The authors argue that current negative labels result in part from emergent bilinguals—most of whom have difficulty using English for academic functions in classrooms—being subjected to mandated tests or sink-or-swim language emersion programs. When they can’t meet these unfair challenges, these students are frequently left out of gifted programs or put in double periods for course in English as a second language that have low content. Thus the perception of limited proficiency becomes a self-fulfilling prophecy.

Garcia and Kleifgen propose treating the potential to be bilingual as an asset. Their book is filled with suggestions for how to do this, such as scaffolding the students’ existing language practices. With changes in policy and practice that reflect the research in the field, they write, “Educators can bring bilingualism into play as an important resource not only for emergent bilinguals but also for the growing bilingual student population in the United States and for those who are speakers of English only and potentially emergent bilinguals themselves.”

Psychology, Poverty, and the End of Exclusion: Putting Our Practice to Work
By Laura Smith

“Don’t ever be ashamed of your people. They worked hard all their lives.”

Laura Smith, TC Assistant Professor of Counseling and Clinical Psychology, took these words, spoken by her grandfather at the kitchen table, to heart. Hailing from the mountains of Appalachia, in West Virginia, Smith’s family was poor and hard-working. Yet, as Smith recounts, this pairing—poverty and strength—has not been well-represented in a mainstream media that depicts poor mountain people as “dysfunctional in-breeders, lazy moonshiners or the Beverly Hillbillies.”

In her new book, Psychology, Poverty, and the End of Social Exclusion: Putting Our Practice to Work, published in August by Teachers College Press, Smith calls for “a new perspective to our understanding of poverty…that will suggest new horizons of service and advocacy that go beyond sympathy, charity, and conventional treatment modalities.” In other words, poverty is not simply a lack of money: it is a dynamic within the larger context of social class and hierarchy that should be considered by therapists who provide counseling to those who are poor.

“In the psychology field, there are lots of sincere altruistic intentions,” says Smith. “My hope is that this book will invite people to take a step back and look at the whole system.”

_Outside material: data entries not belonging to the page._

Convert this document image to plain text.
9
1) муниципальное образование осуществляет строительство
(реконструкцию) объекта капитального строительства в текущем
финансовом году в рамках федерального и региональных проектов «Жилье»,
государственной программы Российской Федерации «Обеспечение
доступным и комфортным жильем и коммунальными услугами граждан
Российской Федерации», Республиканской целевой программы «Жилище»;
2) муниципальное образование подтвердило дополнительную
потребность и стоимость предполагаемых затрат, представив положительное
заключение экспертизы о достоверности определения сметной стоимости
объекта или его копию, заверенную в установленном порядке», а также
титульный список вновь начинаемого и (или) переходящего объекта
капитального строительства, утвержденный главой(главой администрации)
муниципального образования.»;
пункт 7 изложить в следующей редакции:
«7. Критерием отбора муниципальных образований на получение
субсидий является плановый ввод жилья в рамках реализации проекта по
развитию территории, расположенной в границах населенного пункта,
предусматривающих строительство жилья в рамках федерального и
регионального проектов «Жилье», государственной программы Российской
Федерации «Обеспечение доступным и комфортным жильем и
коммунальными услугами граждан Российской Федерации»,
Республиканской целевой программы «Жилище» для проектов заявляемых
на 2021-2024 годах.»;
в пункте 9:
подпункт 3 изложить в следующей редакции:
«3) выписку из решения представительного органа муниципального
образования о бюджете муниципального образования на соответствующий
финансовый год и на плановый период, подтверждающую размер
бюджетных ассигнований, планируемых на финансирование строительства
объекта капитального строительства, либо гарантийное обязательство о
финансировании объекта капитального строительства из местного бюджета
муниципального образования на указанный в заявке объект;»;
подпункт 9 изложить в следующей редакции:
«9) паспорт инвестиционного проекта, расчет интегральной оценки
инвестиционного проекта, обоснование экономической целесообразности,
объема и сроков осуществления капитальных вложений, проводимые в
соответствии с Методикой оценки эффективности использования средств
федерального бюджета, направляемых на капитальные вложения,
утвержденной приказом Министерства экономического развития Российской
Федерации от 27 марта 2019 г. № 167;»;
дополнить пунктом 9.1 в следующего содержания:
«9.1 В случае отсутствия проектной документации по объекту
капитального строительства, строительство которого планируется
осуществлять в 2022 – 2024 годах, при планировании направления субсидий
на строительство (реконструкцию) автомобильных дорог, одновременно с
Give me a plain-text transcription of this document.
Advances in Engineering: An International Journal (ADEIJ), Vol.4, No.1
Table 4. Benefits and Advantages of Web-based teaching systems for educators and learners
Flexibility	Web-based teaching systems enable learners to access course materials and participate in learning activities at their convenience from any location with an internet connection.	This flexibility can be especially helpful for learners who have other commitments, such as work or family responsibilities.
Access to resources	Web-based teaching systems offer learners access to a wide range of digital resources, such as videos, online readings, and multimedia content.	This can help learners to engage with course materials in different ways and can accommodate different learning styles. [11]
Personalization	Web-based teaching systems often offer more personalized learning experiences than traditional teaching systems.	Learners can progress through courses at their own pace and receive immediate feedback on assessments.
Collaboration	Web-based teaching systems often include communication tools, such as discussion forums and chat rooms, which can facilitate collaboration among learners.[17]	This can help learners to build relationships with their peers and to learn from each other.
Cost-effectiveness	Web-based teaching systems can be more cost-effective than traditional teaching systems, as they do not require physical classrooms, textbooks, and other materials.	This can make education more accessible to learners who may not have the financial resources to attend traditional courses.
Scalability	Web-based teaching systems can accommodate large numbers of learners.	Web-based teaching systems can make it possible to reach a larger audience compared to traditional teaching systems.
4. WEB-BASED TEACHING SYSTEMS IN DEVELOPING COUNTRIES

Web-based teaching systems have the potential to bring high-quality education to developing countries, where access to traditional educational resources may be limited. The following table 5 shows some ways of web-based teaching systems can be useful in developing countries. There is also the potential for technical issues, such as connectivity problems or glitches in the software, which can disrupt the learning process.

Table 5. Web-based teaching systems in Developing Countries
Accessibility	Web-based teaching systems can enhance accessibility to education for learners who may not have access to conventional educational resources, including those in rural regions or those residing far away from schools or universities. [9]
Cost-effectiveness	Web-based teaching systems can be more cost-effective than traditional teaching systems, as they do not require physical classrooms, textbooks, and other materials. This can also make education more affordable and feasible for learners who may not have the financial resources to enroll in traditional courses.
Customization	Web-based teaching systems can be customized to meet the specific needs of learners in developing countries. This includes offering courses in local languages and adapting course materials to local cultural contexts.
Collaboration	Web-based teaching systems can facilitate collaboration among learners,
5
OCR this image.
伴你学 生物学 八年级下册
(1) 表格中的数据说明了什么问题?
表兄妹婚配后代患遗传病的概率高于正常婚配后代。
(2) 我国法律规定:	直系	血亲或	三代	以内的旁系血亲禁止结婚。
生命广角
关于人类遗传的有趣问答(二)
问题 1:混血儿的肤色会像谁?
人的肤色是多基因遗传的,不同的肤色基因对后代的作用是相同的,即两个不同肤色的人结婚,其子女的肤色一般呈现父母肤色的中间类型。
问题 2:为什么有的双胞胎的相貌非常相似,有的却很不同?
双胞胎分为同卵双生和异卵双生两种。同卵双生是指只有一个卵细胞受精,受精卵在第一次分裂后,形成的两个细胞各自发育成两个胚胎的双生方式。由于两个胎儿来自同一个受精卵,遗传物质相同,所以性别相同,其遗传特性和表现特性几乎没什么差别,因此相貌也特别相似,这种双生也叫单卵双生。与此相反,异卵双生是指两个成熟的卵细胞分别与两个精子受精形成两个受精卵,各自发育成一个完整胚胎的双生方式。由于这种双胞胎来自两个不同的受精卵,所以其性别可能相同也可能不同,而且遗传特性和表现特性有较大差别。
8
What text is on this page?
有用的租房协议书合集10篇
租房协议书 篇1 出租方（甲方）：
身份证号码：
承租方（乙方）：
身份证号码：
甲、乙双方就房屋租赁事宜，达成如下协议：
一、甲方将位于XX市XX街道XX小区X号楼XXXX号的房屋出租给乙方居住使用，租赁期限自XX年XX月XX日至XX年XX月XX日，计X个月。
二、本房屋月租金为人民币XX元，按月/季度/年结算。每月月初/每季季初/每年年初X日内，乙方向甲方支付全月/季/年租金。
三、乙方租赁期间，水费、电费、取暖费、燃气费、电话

For clinicians, whose primary focus is the one-on-one relationship with clients, the idea of considering social hierarchy is relatively new. “It’s just not a traditional part of how we work,” says Smith, who points out that mental health professionals must also examine how they, too, are part of the system. That is: What is the therapist’s own hierarchical position, and how might that be relevant in the clinical setting?

Psychology, Poverty, and the End of Social Exclusion provides concrete methods for professionals to incorporate such new considerations in their daily practices.

One such approach is for the therapist to co-create therapeutic experiences with individual patients or even an entire community. Smith recalls the time she was working in concert with a community-based organization in a poor area, and community members expressed a need for additional therapeutic components to supplement talk therapy. Smith collaborated with the organization’s staff and community members to figure out what these additional components might be. After much discussion and reflection, a program was collaboratively designed to support “whole person emotional well-being”—which, in the case of this community, meant including education and vocational resources to lessen the sense of isolation and loneliness that many youth had reported in the face of limited neighborhood opportunities. As one 19 year old had put it to Smith, “What can I do? I don’t play sports, I don’t play music, and I don’t want to sell drugs.”

Drawing on extensive research from her colleagues, Smith also dedicates a chapter of her book to first-hand accounts of people living in poverty, to bring their stories, feelings and opinions to light. Of poverty in general, Theresa Funicello, a welfare mother, says, “How do you make public what so many people more powerful than you are trying their damndest to keep secret?” For Smith, writing Psychology, Poverty, and the End of Social Exclusion has been part of the answer.